Wszystko dlatego Twój telefon lub smartwatch mogą być niezwyciężonymi wrogami w wojnie asystentów AI. Mogą być odrobinę mniej wygodne — musisz je wyciągnąć z kieszeni, zamiast po prostu sięgnąć do piersi — ale są o wiele bardziej połączone z resztą twojego cyfrowego życia. Budowanie całego świata wokół aplikacji do transkrypcji po prostu nie ma sensu.

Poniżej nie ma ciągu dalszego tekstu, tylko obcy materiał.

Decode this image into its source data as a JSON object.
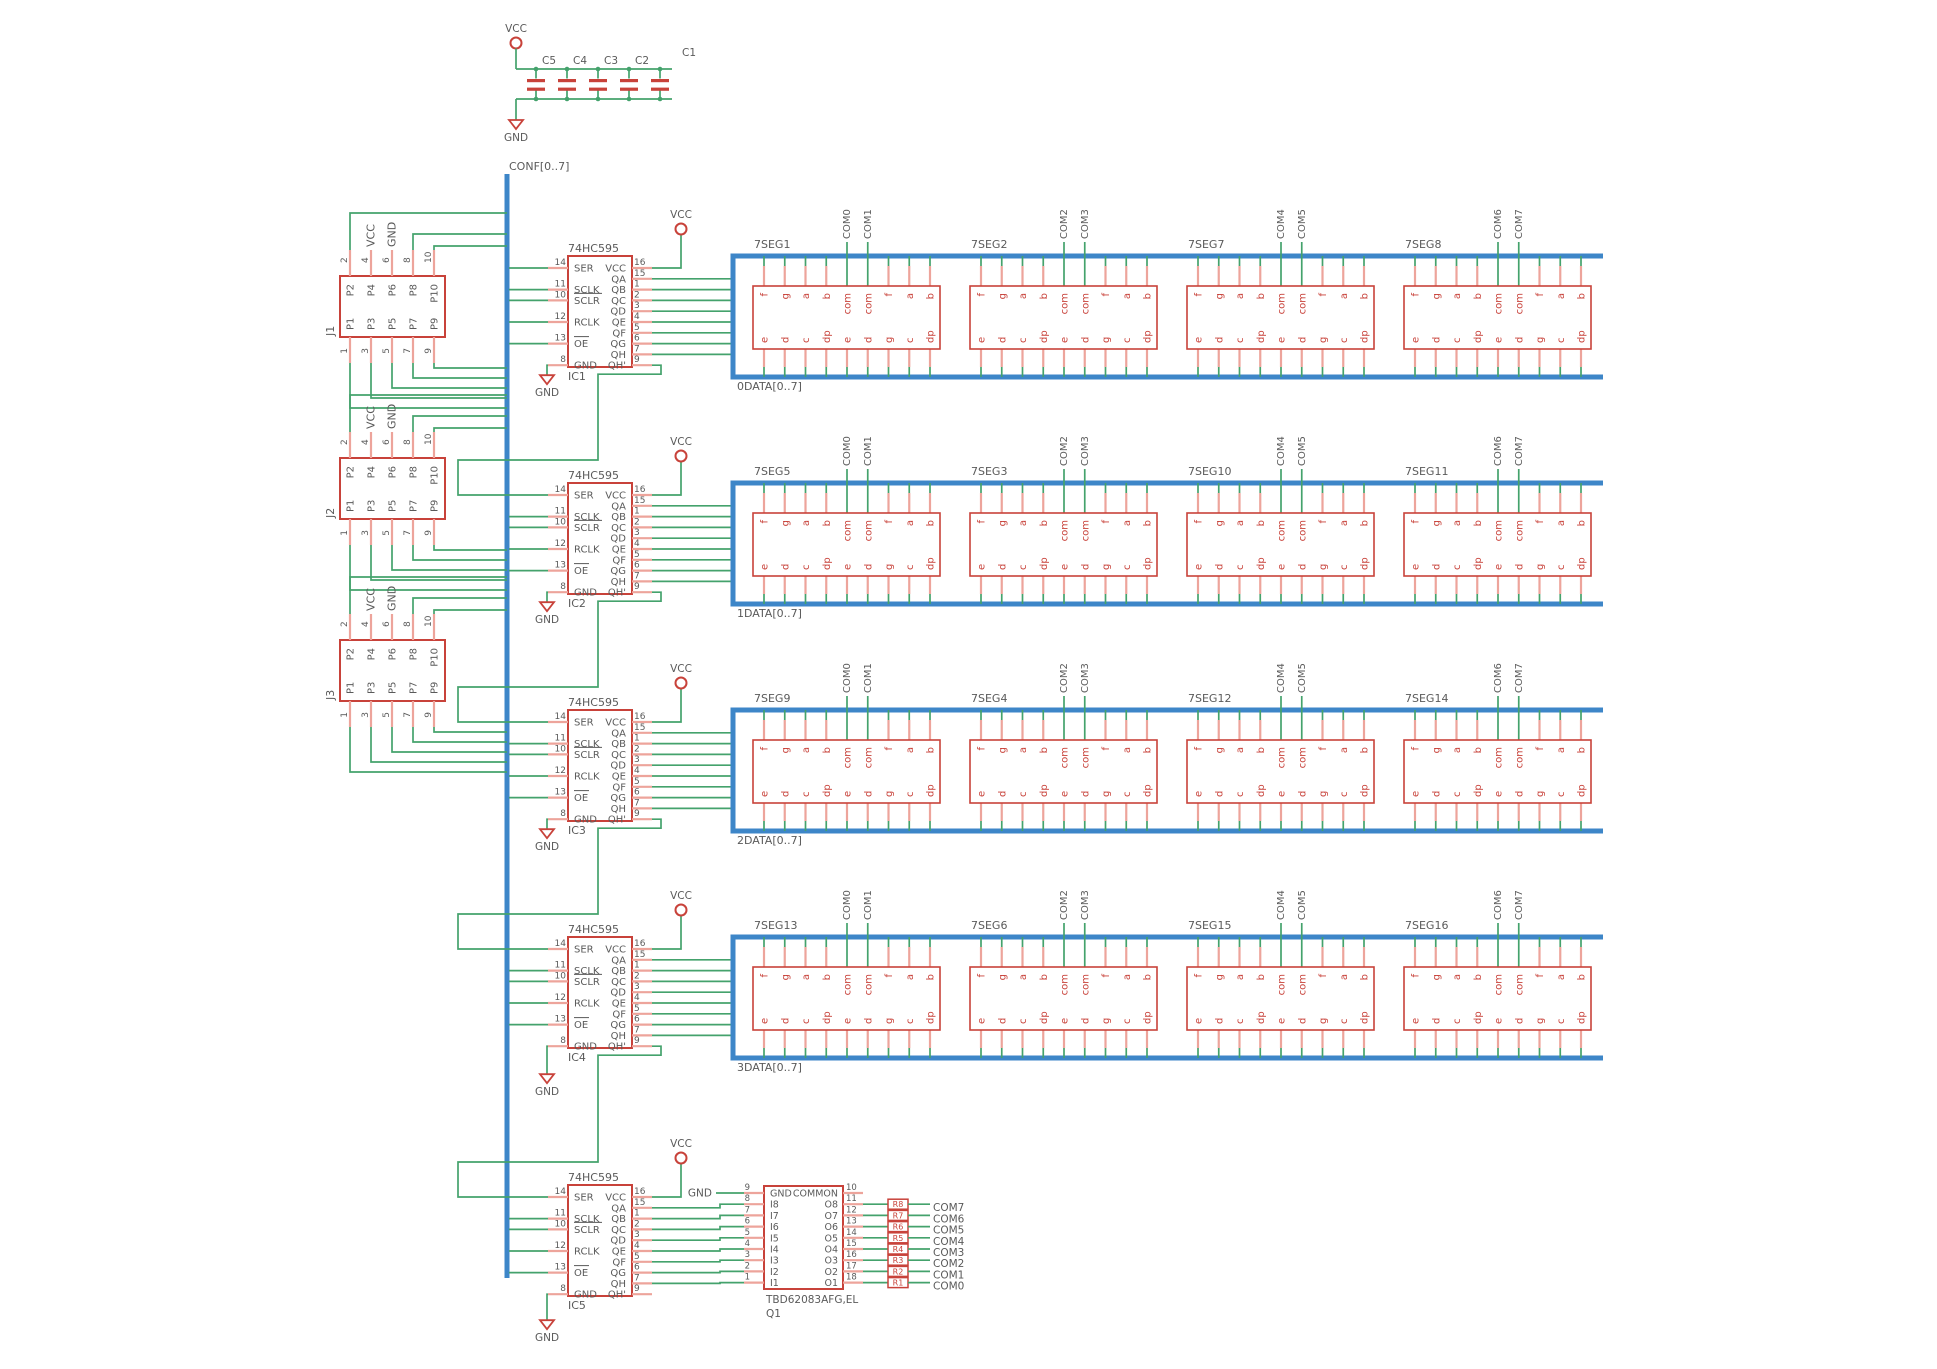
{
  "colors": {
    "wire": "#44A26C",
    "pin": "#EDA49B",
    "part": "#C8423A",
    "red_text": "#C8423A",
    "bus": "#3D86C8",
    "text": "#5A5A5A",
    "background": "#FFFFFF"
  },
  "power": {
    "vcc": "VCC",
    "gnd": "GND",
    "capacitors": [
      "C5",
      "C4",
      "C3",
      "C2",
      "C1"
    ]
  },
  "buses": {
    "conf": "CONF[0..7]"
  },
  "connectors": {
    "names": [
      "J1",
      "J2",
      "J3"
    ],
    "vcc_label": "VCC",
    "gnd_label": "GND",
    "top_pins": [
      {
        "num": "2",
        "name": "P2"
      },
      {
        "num": "4",
        "name": "P4"
      },
      {
        "num": "6",
        "name": "P6"
      },
      {
        "num": "8",
        "name": "P8"
      },
      {
        "num": "10",
        "name": "P10"
      }
    ],
    "bottom_pins": [
      {
        "num": "1",
        "name": "P1"
      },
      {
        "num": "3",
        "name": "P3"
      },
      {
        "num": "5",
        "name": "P5"
      },
      {
        "num": "7",
        "name": "P7"
      },
      {
        "num": "9",
        "name": "P9"
      }
    ]
  },
  "shift_registers": {
    "part": "74HC595",
    "names": [
      "IC1",
      "IC2",
      "IC3",
      "IC4",
      "IC5"
    ],
    "vcc_label": "VCC",
    "gnd_label": "GND",
    "left_pins": [
      {
        "row": 0,
        "num": "14",
        "name": "SER",
        "overline": false
      },
      {
        "row": 2,
        "num": "11",
        "name": "SCLK",
        "overline": false
      },
      {
        "row": 3,
        "num": "10",
        "name": "SCLR",
        "overline": true
      },
      {
        "row": 5,
        "num": "12",
        "name": "RCLK",
        "overline": false
      },
      {
        "row": 7,
        "num": "13",
        "name": "OE",
        "overline": true
      },
      {
        "row": 9,
        "num": "8",
        "name": "GND",
        "overline": false
      }
    ],
    "right_pins": [
      {
        "num": "16",
        "name": "VCC"
      },
      {
        "num": "15",
        "name": "QA"
      },
      {
        "num": "1",
        "name": "QB"
      },
      {
        "num": "2",
        "name": "QC"
      },
      {
        "num": "3",
        "name": "QD"
      },
      {
        "num": "4",
        "name": "QE"
      },
      {
        "num": "5",
        "name": "QF"
      },
      {
        "num": "6",
        "name": "QG"
      },
      {
        "num": "7",
        "name": "QH"
      },
      {
        "num": "9",
        "name": "QH'"
      }
    ]
  },
  "displays": {
    "top_pin_names": [
      "f",
      "g",
      "a",
      "b",
      "com",
      "com",
      "f",
      "a",
      "b"
    ],
    "bottom_pin_names": [
      "e",
      "d",
      "c",
      "dp",
      "e",
      "d",
      "g",
      "c",
      "dp"
    ],
    "rows": [
      {
        "bus_label": "0DATA[0..7]",
        "names": [
          "7SEG1",
          "7SEG2",
          "7SEG7",
          "7SEG8"
        ]
      },
      {
        "bus_label": "1DATA[0..7]",
        "names": [
          "7SEG5",
          "7SEG3",
          "7SEG10",
          "7SEG11"
        ]
      },
      {
        "bus_label": "2DATA[0..7]",
        "names": [
          "7SEG9",
          "7SEG4",
          "7SEG12",
          "7SEG14"
        ]
      },
      {
        "bus_label": "3DATA[0..7]",
        "names": [
          "7SEG13",
          "7SEG6",
          "7SEG15",
          "7SEG16"
        ]
      }
    ]
  },
  "com_labels": [
    "COM0",
    "COM1",
    "COM2",
    "COM3",
    "COM4",
    "COM5",
    "COM6",
    "COM7"
  ],
  "driver": {
    "part": "TBD62083AFG,EL",
    "name": "Q1",
    "gnd_net": "GND",
    "left_pins": [
      {
        "num": "9",
        "name": "GND"
      },
      {
        "num": "8",
        "name": "I8"
      },
      {
        "num": "7",
        "name": "I7"
      },
      {
        "num": "6",
        "name": "I6"
      },
      {
        "num": "5",
        "name": "I5"
      },
      {
        "num": "4",
        "name": "I4"
      },
      {
        "num": "3",
        "name": "I3"
      },
      {
        "num": "2",
        "name": "I2"
      },
      {
        "num": "1",
        "name": "I1"
      }
    ],
    "right_pins": [
      {
        "num": "10",
        "name": "COMMON"
      },
      {
        "num": "11",
        "name": "O8"
      },
      {
        "num": "12",
        "name": "O7"
      },
      {
        "num": "13",
        "name": "O6"
      },
      {
        "num": "14",
        "name": "O5"
      },
      {
        "num": "15",
        "name": "O4"
      },
      {
        "num": "16",
        "name": "O3"
      },
      {
        "num": "17",
        "name": "O2"
      },
      {
        "num": "18",
        "name": "O1"
      }
    ]
  },
  "resistors": [
    "R8",
    "R7",
    "R6",
    "R5",
    "R4",
    "R3",
    "R2",
    "R1"
  ],
  "com_outputs": [
    "COM7",
    "COM6",
    "COM5",
    "COM4",
    "COM3",
    "COM2",
    "COM1",
    "COM0"
  ]
}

Możliwe, że z czasem te rzeczy staną się bardziej otwarte. Apple i Google mogłyby otworzyć interfejsy API, które umożliwiłyby asystentom AI interakcję z innymi aplikacjami w telefonie, lub teoretycznie asystenci mogliby stać się na tyle inteligentni, aby po prostu wchodzić w interakcje z aplikacjami w Twoim imieniu. Wielu deweloperów pracuje nad obiema opcjami. Jednak w obecnej sytuacji Plauds i Humanitarny i Króliki świata po prostu nie mogą zrobić wystarczająco dużo. Dyktafony głosowe AI to świetny pomysł — ale nie są nowym rodzajem gadżetu.